La Fin d’Hitler / Le Dernier Acte

Titre original : Der letzte Akt

Année : 1955

Réalisation : Georg Wilhelm Pabst

Avec : Albin Skoda, Oskar Werner, Lotte Tobisch

Une tension permanente et des acteurs phénoménaux : si Albin Skoda réussit l’incroyable défi d’interpréter Hitler, c’est surtout Oskar Werner qui impressionne. Si le premier joue tout en puissance et en vocifération (sans jamais tomber dans la caricature, joli exploit), le second joue plus en subtilité, en charme, avec une écoute et une imagination assez sidérantes, un charisme aussi, une précision, et une capacité à jouer sur différents niveaux ou tonalité qui me laisse sans voix… Un exercice (c’est un quasi-huis clos) à montrer à tous les prétendants acteurs.

La mise en scène de Pabst est également pleine d’inventivités. Les mouvements de caméra et les gros plans arrivent à illustrer la tension de fin de règne qui souffle durant tout le film. Certaines surimpressions sont magnifiques, tout comme les jeux d’ombre (comme ce visage casqué de soldat placé devant la porte du dictateur s’apprêtant à se suicider et qui restera dans l’ombre). La dramatisation en revanche de l’inondation de la station de métro est probablement de trop, laissant penser à une pièce rapportée pour sortir opportunément du bunker (même s’il s’agit d’un fait historique, présenter l’épisode comme un dernier caprice du Führer me paraît bien inutile, le reste parle déjà proprement contre lui).

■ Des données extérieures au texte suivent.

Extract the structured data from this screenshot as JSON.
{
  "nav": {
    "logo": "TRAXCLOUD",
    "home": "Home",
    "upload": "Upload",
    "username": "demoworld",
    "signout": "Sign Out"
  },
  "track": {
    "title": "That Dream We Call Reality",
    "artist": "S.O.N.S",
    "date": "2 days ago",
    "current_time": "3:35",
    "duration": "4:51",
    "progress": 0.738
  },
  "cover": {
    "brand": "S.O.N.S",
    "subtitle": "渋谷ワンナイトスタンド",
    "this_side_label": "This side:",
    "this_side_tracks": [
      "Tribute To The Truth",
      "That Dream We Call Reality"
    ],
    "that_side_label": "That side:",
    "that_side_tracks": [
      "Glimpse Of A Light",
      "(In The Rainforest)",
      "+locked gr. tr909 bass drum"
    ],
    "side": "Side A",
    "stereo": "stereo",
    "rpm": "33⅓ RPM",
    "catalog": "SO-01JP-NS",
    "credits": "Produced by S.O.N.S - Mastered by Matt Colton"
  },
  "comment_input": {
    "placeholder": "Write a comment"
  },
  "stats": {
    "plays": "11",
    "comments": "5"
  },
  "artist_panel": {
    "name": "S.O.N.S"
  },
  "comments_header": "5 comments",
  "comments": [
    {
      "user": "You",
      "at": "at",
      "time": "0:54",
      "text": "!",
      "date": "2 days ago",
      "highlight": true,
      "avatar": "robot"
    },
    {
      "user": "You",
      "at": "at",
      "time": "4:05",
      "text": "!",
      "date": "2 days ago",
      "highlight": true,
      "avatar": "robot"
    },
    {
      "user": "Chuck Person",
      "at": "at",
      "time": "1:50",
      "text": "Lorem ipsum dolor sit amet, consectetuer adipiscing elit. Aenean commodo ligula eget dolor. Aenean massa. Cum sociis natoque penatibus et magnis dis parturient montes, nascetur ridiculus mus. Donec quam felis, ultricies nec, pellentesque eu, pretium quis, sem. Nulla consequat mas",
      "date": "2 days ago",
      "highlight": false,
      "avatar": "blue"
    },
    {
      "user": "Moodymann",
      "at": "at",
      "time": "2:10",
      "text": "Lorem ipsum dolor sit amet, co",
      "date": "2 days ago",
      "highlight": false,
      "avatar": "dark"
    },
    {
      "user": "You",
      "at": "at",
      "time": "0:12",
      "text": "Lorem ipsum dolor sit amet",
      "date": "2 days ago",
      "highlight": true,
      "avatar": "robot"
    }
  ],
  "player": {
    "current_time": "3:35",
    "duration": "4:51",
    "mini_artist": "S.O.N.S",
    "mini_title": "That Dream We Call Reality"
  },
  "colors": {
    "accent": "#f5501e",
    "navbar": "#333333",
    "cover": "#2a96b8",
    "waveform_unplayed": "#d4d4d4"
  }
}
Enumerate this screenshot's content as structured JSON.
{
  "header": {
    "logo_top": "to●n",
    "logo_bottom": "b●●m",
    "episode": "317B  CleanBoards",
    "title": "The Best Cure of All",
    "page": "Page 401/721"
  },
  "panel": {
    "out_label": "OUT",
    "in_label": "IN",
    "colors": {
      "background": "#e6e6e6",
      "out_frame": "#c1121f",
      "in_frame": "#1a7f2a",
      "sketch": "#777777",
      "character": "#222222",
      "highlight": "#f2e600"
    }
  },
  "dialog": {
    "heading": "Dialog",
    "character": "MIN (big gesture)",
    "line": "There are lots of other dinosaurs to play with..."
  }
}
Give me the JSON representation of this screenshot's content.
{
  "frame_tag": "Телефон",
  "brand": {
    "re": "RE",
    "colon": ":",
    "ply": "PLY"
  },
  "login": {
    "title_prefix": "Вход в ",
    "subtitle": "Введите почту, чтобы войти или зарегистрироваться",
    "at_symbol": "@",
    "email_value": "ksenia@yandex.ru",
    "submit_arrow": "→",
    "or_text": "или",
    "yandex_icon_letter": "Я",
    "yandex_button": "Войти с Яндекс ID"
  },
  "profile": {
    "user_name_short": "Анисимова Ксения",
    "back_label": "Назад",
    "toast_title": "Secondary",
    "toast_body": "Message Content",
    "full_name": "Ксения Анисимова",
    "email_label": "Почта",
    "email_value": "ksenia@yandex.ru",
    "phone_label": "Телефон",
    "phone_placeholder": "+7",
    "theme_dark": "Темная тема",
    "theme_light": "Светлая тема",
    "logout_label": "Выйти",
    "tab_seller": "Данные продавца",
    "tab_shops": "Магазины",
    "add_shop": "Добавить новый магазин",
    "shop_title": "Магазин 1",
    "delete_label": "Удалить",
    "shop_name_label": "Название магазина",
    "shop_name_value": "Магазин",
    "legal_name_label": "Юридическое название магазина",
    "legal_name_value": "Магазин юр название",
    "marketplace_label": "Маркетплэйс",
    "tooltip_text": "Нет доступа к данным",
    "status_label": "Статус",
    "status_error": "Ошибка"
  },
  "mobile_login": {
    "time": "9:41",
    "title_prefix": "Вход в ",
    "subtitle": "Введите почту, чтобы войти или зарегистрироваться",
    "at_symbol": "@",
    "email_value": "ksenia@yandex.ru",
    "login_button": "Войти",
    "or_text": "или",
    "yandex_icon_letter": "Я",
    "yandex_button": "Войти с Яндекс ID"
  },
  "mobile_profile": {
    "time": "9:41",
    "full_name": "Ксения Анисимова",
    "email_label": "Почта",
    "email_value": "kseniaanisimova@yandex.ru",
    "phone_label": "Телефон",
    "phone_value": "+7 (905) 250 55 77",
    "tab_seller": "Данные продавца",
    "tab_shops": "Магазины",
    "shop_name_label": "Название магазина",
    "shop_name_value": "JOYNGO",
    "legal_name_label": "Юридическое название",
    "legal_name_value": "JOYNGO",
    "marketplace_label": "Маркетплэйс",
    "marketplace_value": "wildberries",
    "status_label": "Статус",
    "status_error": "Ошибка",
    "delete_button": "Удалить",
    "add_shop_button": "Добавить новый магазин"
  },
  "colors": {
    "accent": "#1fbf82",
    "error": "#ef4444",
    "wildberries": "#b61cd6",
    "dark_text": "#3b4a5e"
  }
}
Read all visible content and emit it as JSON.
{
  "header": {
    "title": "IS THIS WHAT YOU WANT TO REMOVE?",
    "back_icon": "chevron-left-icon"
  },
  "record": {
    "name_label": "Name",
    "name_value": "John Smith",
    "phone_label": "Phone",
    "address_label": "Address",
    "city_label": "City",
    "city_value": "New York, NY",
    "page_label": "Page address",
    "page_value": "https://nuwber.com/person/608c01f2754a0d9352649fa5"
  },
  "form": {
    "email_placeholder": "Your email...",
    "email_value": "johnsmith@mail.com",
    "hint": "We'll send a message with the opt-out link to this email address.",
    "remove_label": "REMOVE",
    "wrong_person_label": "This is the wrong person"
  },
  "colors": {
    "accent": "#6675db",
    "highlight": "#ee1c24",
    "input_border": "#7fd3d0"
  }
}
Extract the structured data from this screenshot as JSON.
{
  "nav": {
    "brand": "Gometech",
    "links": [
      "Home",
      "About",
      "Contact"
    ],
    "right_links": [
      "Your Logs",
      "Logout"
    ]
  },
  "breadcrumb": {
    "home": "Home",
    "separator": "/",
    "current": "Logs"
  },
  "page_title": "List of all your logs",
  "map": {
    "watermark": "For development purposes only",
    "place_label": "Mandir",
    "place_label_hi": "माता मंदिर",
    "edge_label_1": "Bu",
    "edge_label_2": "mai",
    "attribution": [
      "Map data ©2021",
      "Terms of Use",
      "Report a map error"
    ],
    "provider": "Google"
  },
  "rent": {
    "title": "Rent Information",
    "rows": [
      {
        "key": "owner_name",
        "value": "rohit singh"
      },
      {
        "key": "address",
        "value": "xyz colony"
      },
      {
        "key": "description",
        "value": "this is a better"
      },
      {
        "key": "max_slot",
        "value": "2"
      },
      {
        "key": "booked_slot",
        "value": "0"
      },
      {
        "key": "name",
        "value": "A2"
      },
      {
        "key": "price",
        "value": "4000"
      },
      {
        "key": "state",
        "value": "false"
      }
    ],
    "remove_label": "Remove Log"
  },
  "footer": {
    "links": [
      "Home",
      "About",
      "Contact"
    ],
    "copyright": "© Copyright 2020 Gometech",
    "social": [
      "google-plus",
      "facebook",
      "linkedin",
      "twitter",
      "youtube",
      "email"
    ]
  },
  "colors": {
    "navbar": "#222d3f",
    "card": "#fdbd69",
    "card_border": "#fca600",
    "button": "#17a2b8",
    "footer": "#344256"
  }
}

La musique également est parfois un peu too much, notamment lors du dernier plan : alors qu’ils sentent les troupes soviétiques fondre sur Berlin, les derniers fidèles brûlent en hâte les corps d’Adolf Hitler et d’Eva Braun (cette précipitation était bien assez dramatique pour devoir ajouter une musique sur ce finale). Tout ce qui précède n’en est pas moins un joli tour de force, et ceux ayant le souvenir de La Chute avec Bruno Ganz y retrouveront la même atmosphère à la fois crépusculaire et hystérique. Il faut peut-être aussi apprécier le cinéma tourné comme du théâtre filmé. Difficile de faire autrement. Du théâtre donc, mais également, surprise du chef, un peu de champagne et de danse (plus beau passage du film d’ailleurs).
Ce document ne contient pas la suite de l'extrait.